SPOT’S music is now available on Bandcamp!

SPOT has:

• done numerous solo tours (in ancient Toyota warhorses);

• toured with Mike Watt (Minutemen, Firehose, Porno for Pyros, Stooges) as an opening act (spring 2002);

• done a songwriters’ tour with Jen Hamel (once a member of Celtic band Clandestine—former tourmates with the Chieftains);

• done shows and shared stages with folks like Sonic Youth, Devotchka, Drive-by Truckers, Guitar Wolf, Cherry Valence, Eugene Chadbourne, Bad Livers, Gaza Strippers, The Woggles, Poison 13, The Sadies, Fugazi, Bob Mould, Alejandro Escovedo, Clandestine, Jean-Michel Veillon & Yvon Riou,Michael Hurley, Ed Miller, Michael Fracasso;

• played festivals such as North Texas Irish Festival (Dallas, TX—largest in the southwest), CelticFest (Jackson, MS), Austin Celtic Festival, Old Settlers’ Bluegrass Festival (Austin, TX);

• performed at events like Garage Shock, Sleazefest, Lollapalooza;

• collaborated with bodhran (Irish frame drum) player/drum-maker Albert Alfonso (once deemed “the Celtic-Cuban Connection” by Mick Maloney) Together they did two tours and recorded one album;

• performed in the 2005 collaboration project of the Literary Managers and Dramaturgs of the Americas (LMDA) with playwright Dan Dietz and dramaturg D.J. Hopkins;

• and, way back in 1972, worked with cinematographer John Bailey as a member of the production crew for what was learned much later to be the very first American Film Institute filmmaking class.

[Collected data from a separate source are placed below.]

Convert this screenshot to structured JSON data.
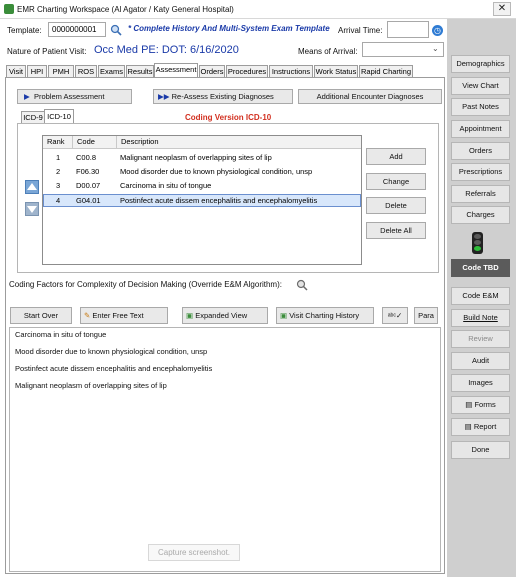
{
  "window": {
    "title": "EMR Charting Workspace (Al Agator / Katy General Hospital)",
    "close_label": "✕"
  },
  "header": {
    "template_label": "Template:",
    "template_value": "0000000001",
    "template_name": "* Complete History And Multi-System Exam Template",
    "arrival_time_label": "Arrival Time:",
    "arrival_time_value": "",
    "nature_label": "Nature of Patient Visit:",
    "nature_value": "Occ Med PE: DOT:  6/16/2020",
    "means_label": "Means of Arrival:",
    "means_value": ""
  },
  "tabs": [
    {
      "label": "Visit"
    },
    {
      "label": "HPI"
    },
    {
      "label": "PMH"
    },
    {
      "label": "ROS"
    },
    {
      "label": "Exams"
    },
    {
      "label": "Results"
    },
    {
      "label": "Assessment",
      "active": true
    },
    {
      "label": "Orders"
    },
    {
      "label": "Procedures"
    },
    {
      "label": "Instructions"
    },
    {
      "label": "Work Status"
    },
    {
      "label": "Rapid Charting"
    }
  ],
  "assessment": {
    "problem_assessment": "Problem Assessment",
    "reassess": "Re-Assess Existing Diagnoses",
    "additional_dx": "Additional Encounter Diagnoses",
    "subtab_icd9": "ICD-9",
    "subtab_icd10": "ICD-10",
    "coding_version": "Coding Version ICD-10",
    "columns": [
      "Rank",
      "Code",
      "Description"
    ],
    "rows": [
      {
        "rank": "1",
        "code": "C00.8",
        "description": "Malignant neoplasm of overlapping sites of lip"
      },
      {
        "rank": "2",
        "code": "F06.30",
        "description": "Mood disorder due to known physiological condition, unsp"
      },
      {
        "rank": "3",
        "code": "D00.07",
        "description": "Carcinoma in situ of tongue"
      },
      {
        "rank": "4",
        "code": "G04.01",
        "description": "Postinfect acute dissem encephalitis and encephalomyelitis",
        "selected": true
      }
    ],
    "add": "Add",
    "change": "Change",
    "delete": "Delete",
    "delete_all": "Delete All",
    "coding_factors": "Coding Factors for Complexity of Decision Making (Override E&M Algorithm):",
    "start_over": "Start Over",
    "free_text": "Enter Free Text",
    "expanded_view": "Expanded View",
    "visit_history": "Visit Charting History",
    "para": "Para",
    "notes": [
      "Carcinoma in situ of tongue",
      "Mood disorder due to known physiological condition, unsp",
      "Postinfect acute dissem encephalitis and encephalomyelitis",
      "Malignant neoplasm of overlapping sites of lip"
    ],
    "capture_text": "Capture screenshot."
  },
  "sidebar": {
    "demographics": "Demographics",
    "view_chart": "View Chart",
    "past_notes": "Past Notes",
    "appointment": "Appointment",
    "orders": "Orders",
    "prescriptions": "Prescriptions",
    "referrals": "Referrals",
    "charges": "Charges",
    "code_tbd": "Code TBD",
    "code_em": "Code E&M",
    "build_note": "Build Note",
    "review": "Review",
    "audit": "Audit",
    "images": "Images",
    "forms": "Forms",
    "report": "Report",
    "done": "Done"
  }
}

(and, of course, you know to check the Billboard Encyclopedia of Record Producers for his discography because, yes, once upon a time he created a sorta legendary body of recordings from artists such as the Minutemen, Hüsker Dü, Descendents, Big Boys and many more. But please don’t be influenced by any of that…..)

What some people and writers have said:

“Many know that Spot produced a lot of classic punk records in the ’80s — Minutemen, Husker Du, Dicks, etc. Fewer know that he is a very capable player of guitar, banjo and other strings… …so do yourself a favor and drop in on the Celtic-influenced flow of the first three numbers, and the blues and distorto passion of the other two. You’ll hear jazz harmonies, deft transitions, intelligent structures and memorable melodies. And you’ll want to hear them again. Thanks, Spot. What did we do to deserve this?”
— Greg Burk/MetalJazz

“…the man makes some very interesting but very hard to describe music. Certainly worth a listen for the musically adventurous.”
— Dirty Linen

“…Spot can really play his ass off.”
— Mike Watt

“He is a ruling individual—privilege to know him. Spot is the best—funny, insightful, a real natural Dadaistic head.”
—Nels Cline (Wilco)

“…his simpler, storytelling numbers resonated with naughty wit and fiery sarcasm (while) the instrumentals recalled the more refined works of Leo Kottke and Chet Atkins.”
— Bernard Lesemann (Flagpole; Athens, GA)

“…Spot stole the show and he was completely solo. But then again, he can play anything, as he proved when he joined Mike Watt later in Mike’s set, so it never gets boring. Great show.”
—Xanna Don’t (Don’t Label It; Raleigh, NC)

“…with influences as far reaching as rock, jazz, avant-garde, country and Celtic… …this man takes off, leaving the known world far behind, although pegging it as only a truly ‘out there’ perspective can. …because he plays the hell out of anything he gets his hands on—most visibly guitar and tenor banjo.”
—Tim Britton (Fairfield Weekly Reader; Fairfield, IA)

“…he heads down the eccentric-post-Beat path (a narrow one, through dark woods) taken by the likes of Michael Hurley and Peter Stampfel.”
“…(Spot is) proof that the elusive grail of tradition is as much in the individual vision as it is in the cliches.”
— Monica Kendrick (Chicago Reader)

“Oh lord, Spot… …that talentless hack.”